А еще, она позволяла мне себя обнимать. В офисе, разумеется, это было неуместно, но за пределами… Когда я хочу. Трогать ее, целовать ее щеки, руки, шею и плечи. Ласкать, прижимать к себе. Это было очень приятно. Надеюсь, ей тоже.
Аля не скрывала, что мы живем вместе, часто при всех уточняла, не забыл ли я дома ключи, а так бывало пару раз, когда она уезжала ужинать с партнерами или клиентами, а я часами у входной двери ждал ее возвращения.
Или спрашивала, есть ли дома хлеб, что бы я хотел на ужин, просила что-нибудь купить. И прочее, прочее, прочее.
Наверное, моя истерзанная психотропными веществами нервная система постепенно восстанавливается, иначе, почему мне небезразлично такое отношение?
Я позволял ей делать все, что она хочет. Она не хотела заниматься со мной сексом, – и я не настаивал, она хотела спать со мной в одной кровати – я тоже был не против. Я ласкал ее, потому что ей это нравилось, особенно, когда я целовал шею, но я не требовал, чтобы она трогала меня в ответ, потому что чувствовал, что ей этого не хотелось. Правда, Эмилю и Эм пришлось остаться в моей квартире, которую я продолжал снимать, понимая, что Аля может выгнать меня в любой момент, опять же, потому что ей так может захотеться.
Моя сестра была в бешенстве.
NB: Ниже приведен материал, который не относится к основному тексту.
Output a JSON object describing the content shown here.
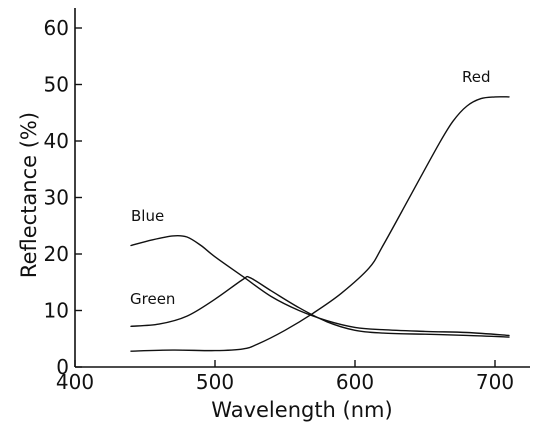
{
  "chart_data": {
    "type": "line",
    "title": "",
    "xlabel": "Wavelength (nm)",
    "ylabel": "Reflectance (%)",
    "xlim": [
      400,
      720
    ],
    "ylim": [
      0,
      65
    ],
    "xticks": [
      400,
      500,
      600,
      700
    ],
    "yticks": [
      0,
      10,
      20,
      30,
      40,
      50,
      60
    ],
    "grid": false,
    "legend": "none",
    "colors": {
      "line": "#111111",
      "axis": "#111111",
      "background": "#ffffff"
    },
    "series": [
      {
        "name": "Blue",
        "x": [
          440,
          455,
          470,
          480,
          490,
          500,
          520,
          540,
          560,
          580,
          600,
          620,
          650,
          680,
          710
        ],
        "y": [
          21.5,
          22.5,
          23.2,
          23.0,
          21.5,
          19.5,
          16.0,
          12.5,
          10.0,
          8.2,
          7.0,
          6.6,
          6.3,
          6.1,
          5.6
        ]
      },
      {
        "name": "Green",
        "x": [
          440,
          460,
          480,
          500,
          520,
          525,
          540,
          560,
          580,
          600,
          620,
          650,
          680,
          710
        ],
        "y": [
          7.2,
          7.6,
          9.0,
          12.0,
          15.5,
          15.8,
          13.5,
          10.5,
          8.0,
          6.5,
          6.0,
          5.8,
          5.6,
          5.3
        ]
      },
      {
        "name": "Red",
        "x": [
          440,
          470,
          500,
          520,
          530,
          550,
          570,
          590,
          610,
          620,
          640,
          660,
          670,
          680,
          690,
          700,
          710
        ],
        "y": [
          2.8,
          3.0,
          2.9,
          3.2,
          4.0,
          6.5,
          9.5,
          13.0,
          17.5,
          21.5,
          30.5,
          39.5,
          43.5,
          46.2,
          47.5,
          47.8,
          47.8
        ]
      }
    ]
  }
}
Я слышал, как она ругалась с Алей по телефону, обвиняла ее в всевозможных извращениях, произнося слова, значения которых не знала. А я знал, и мне было неприятно это слышать. Катя думала, что Аля меня использует, вот только для чего – оставалось загадкой. Члены моей семьи часто забывали, что я был признан полностью дееспособным, в состоянии самостоятельно принимать решения. После одного из таких разговоров Аля заплакала, и у нее пошла кровь из носа, тогда я посоветовал больше не отвечать на звонки сестры.
Мне нравилось жить у нее дома, нравилось наблюдать за ней, нравилось прикасаться к ней, пользоваться ее мылом и ее шампунем. Мы жили вместе, но не были должны друг другу что-либо, мы, как и советовал Ошо, не требовали друг от друга любви, и это было ново для нас обоих. Мы строили идеальные отношения между мужчиной и женщиной, поступали только так, как нам нравится, и никогда не обижались.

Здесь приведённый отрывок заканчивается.